Bu konu ile ilgili kendisiyle görüştüğüm, Halep’te bulunan Demokratik Toplum Hareketi (TEVDEM) Yürütme Kurulu Üyesi Ferhad Derik çatışmaların devam ettiğini, muhalifler karşısında oldukça mevzi kaybeden rejim güçlerinin denetimimizde olan Kürt mahallelerine saldırarak yeni mevziler kazanıp, biraz soluk alma peşinde olduğunu söyledi. Derik, Esed rejiminin Kürt halkına olan düşmanca tutumunu bir kez daha gösterip, Kürtlerin kazanımlarını yok etmeyi amaçladığını ileri sürdü. Rejim güçlerinin YPG karşısında büyük yenilgi aldığını öne süren Derik, Esed rejimine karşı sonuna kadar savaşacaklarını de sözlerine ekledi.
Diğer Kürt partilerine çağrıda bulunan Derik, Kürt halkını saldırılara karşı savunma konusunda kendilerine destek vermeye davet etti. “Birçok grup ve parti internet üzerinden, Facebook üzerinden kuruluşlarını ilan edip, askeri tugaylar kurduklarını söylüyorlar. Ama savaş olduğunda ortadan kayboluyorlar” şeklinde eleştirilerde bulunan Derik, KYB’ye yakın olan Kürt İlerici Demokrasi Partisi (Partîya Demokrat a Pêşverû ya Kurd), Şeyh Ali’nin liderliğini yaptığı Kürt Ulusal Birlik Partisi (Partîya Yekîtîya Demokrat a Kurd) ve Suriye Kürdistan Demokrasi Partisi (Partîya Demokrata Kurdistanê li Sûrîyê)’nin Nasredin İbrahim liderliğindeki kolunun hem maddi hem de manevi olarak kendilerine destek sunduklarını belirtiyor.

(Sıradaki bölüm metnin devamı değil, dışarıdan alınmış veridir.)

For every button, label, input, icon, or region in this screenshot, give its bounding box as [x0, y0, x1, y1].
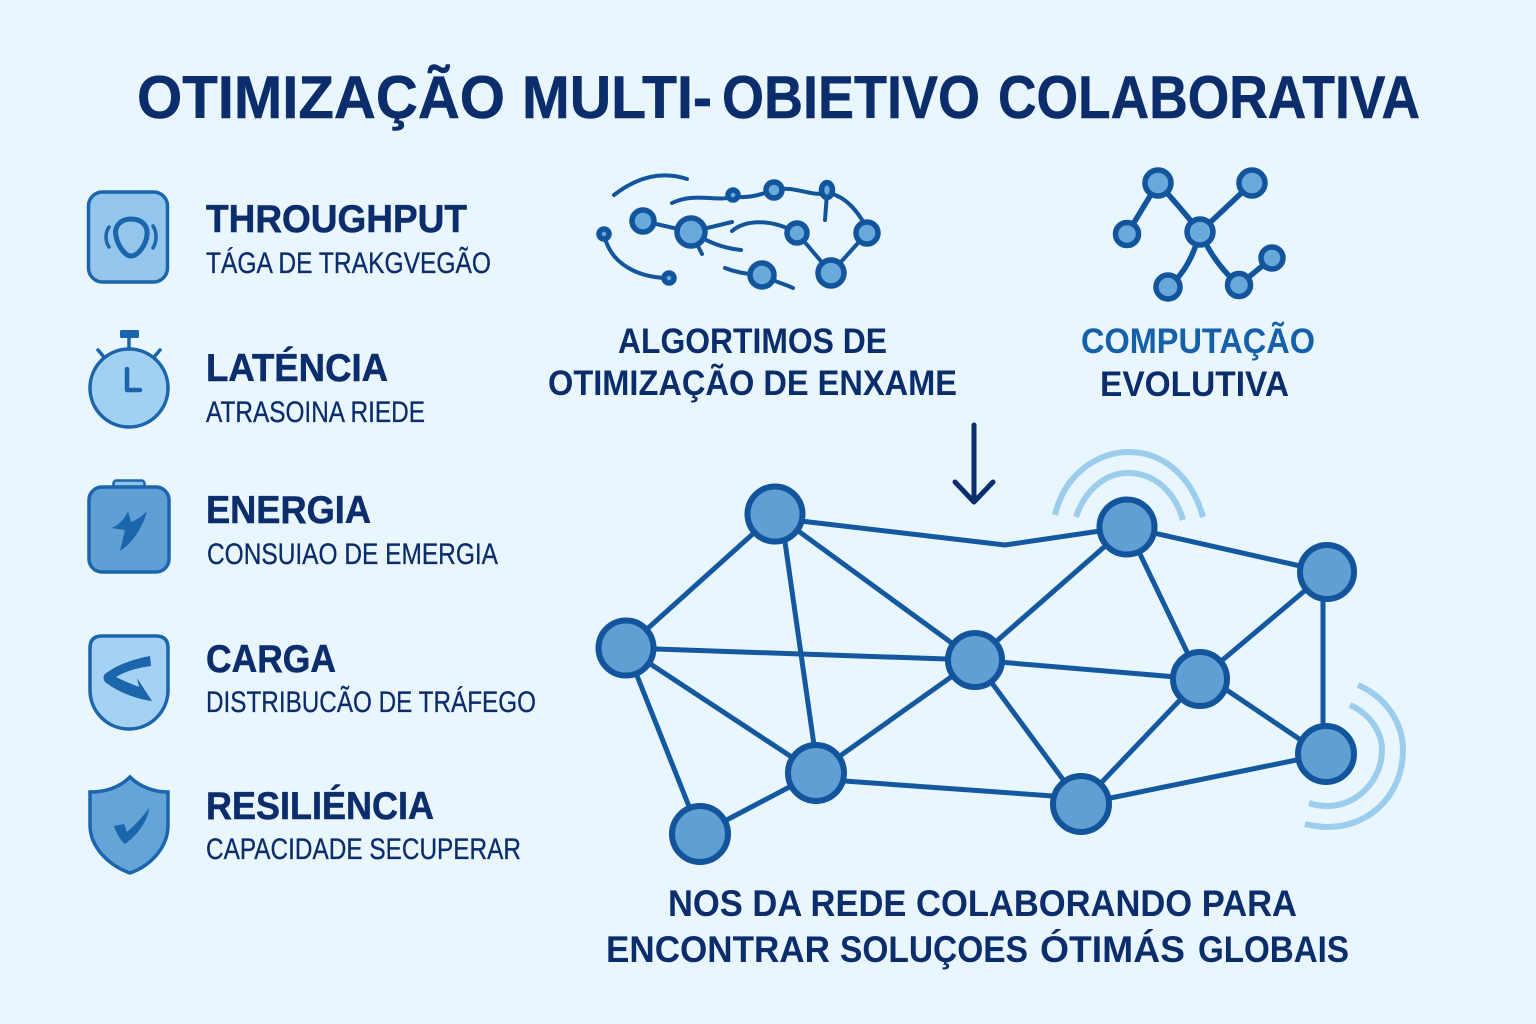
- icon: stopwatch: [90, 330, 168, 427]
- icon: battery: [89, 480, 169, 572]
- caption: network: ENCONTRAR: [606, 929, 830, 970]
- icon: load shield: [90, 636, 168, 729]
- caption: network: NOS DA REDE COLABORANDO PARA: [668, 883, 1297, 924]
- label: swarm algorithms: OTIMIZAÇÃO DE ENXAME: [548, 364, 957, 403]
- description: energy: CONSUIAO DE EMERGIA: [207, 538, 498, 571]
- description: resilience: CAPACIDADE SECUPERAR: [206, 833, 521, 866]
- title: OTIMIZAÇÃO: [137, 64, 505, 131]
- arrow: down: [955, 425, 993, 502]
- signal arcs: top node: [1055, 452, 1203, 520]
- objective: throughput: [88, 192, 491, 282]
- heading: throughput: THROUGHPUT: [206, 198, 467, 241]
- heading: energy: ENERGIA: [206, 489, 371, 532]
- caption: network: GLOBAIS: [1198, 929, 1349, 970]
- network nodes: [598, 486, 1354, 862]
- title: COLABORATIVA: [998, 64, 1420, 131]
- network diagram: [598, 452, 1403, 862]
- objective: resilience: [90, 777, 521, 873]
- heading: resilience: RESILIÉNCIA: [206, 784, 434, 828]
- caption: network: [606, 883, 1349, 970]
- panel: objectives list: [88, 192, 536, 873]
- label: swarm algorithms: ALGORTIMOS DE: [618, 322, 887, 361]
- heading: load: CARGA: [206, 638, 336, 681]
- objective: energy: [89, 480, 498, 572]
- icon: evolutionary tree: [1116, 170, 1283, 299]
- description: load: DISTRIBUCÃO DE TRÁFEGO: [206, 685, 536, 719]
- caption: network: ÓTIMÁS: [1040, 928, 1185, 970]
- icon: check shield: [90, 777, 168, 873]
- network links: [626, 514, 1327, 834]
- title: MULTI-: [522, 64, 712, 131]
- description: throughput: TÁGA DE TRAKGVEGÃO: [206, 246, 491, 280]
- label: evolutionary computing: [1081, 322, 1315, 404]
- title: OBIETIVO: [722, 64, 980, 131]
- icon: swarm particles: [599, 175, 878, 288]
- description: latency: ATRASOINA RIEDE: [206, 396, 425, 429]
- objective: latency: [90, 330, 425, 429]
- heading: latency: LATÉNCIA: [206, 346, 388, 390]
- signal arcs: right node: [1305, 685, 1403, 827]
- icon: throughput: [88, 192, 168, 282]
- title: [137, 64, 1420, 131]
- label: evolutionary computing: COMPUTAÇÃO: [1081, 322, 1315, 361]
- label: swarm algorithms: [548, 322, 957, 403]
- objective: load: [90, 636, 536, 729]
- label: evolutionary computing: EVOLUTIVA: [1100, 365, 1289, 404]
- caption: network: SOLUÇOES: [840, 929, 1028, 970]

YPG’nin Esed rejimiyle neden savaşmaya başladığı konusunda değişik görüşler yok değil. Kendisi de Suriyeli bir Kürt olan, http://www.AvestaKurd.net sitesinin editörü Dilbixwin Dara’ya göre amaç başka: “PYD başlangıçta Esed rejimine destek oluyordu. Ama simdi gördü ki rejimin gücü zayıflıyor. O nedenle de Esed rejimine karsı savaş başlattı ki kendisini Beşar Esed rejimi karşıtı gösterebilsin.” Dara, PYD’nin diğer partilere karşı saygılı bir tavır göstermesi gerektiğini ve onların Varlıklarını kabul etmesi gerektiğini de sözlerine eklemekte.
Önümüzdeki haftalarda Suriye’deki durumun nasıl bir hal alacağı merak konusu. Kürtler özelinde bakıldığında Abdullah Öcalan’ın kendisini ziyarete gidecek BDP heyeti ile kamuoyuna nasıl mesajlar göndereceği ve Suriye’deki durumla ilgili ne tür önerilerde bulunacağı, Washington dahil olmak üzere, birçok çevrede ve de Suriye Kürtleri arasında oldukça yakından merak edilmekte.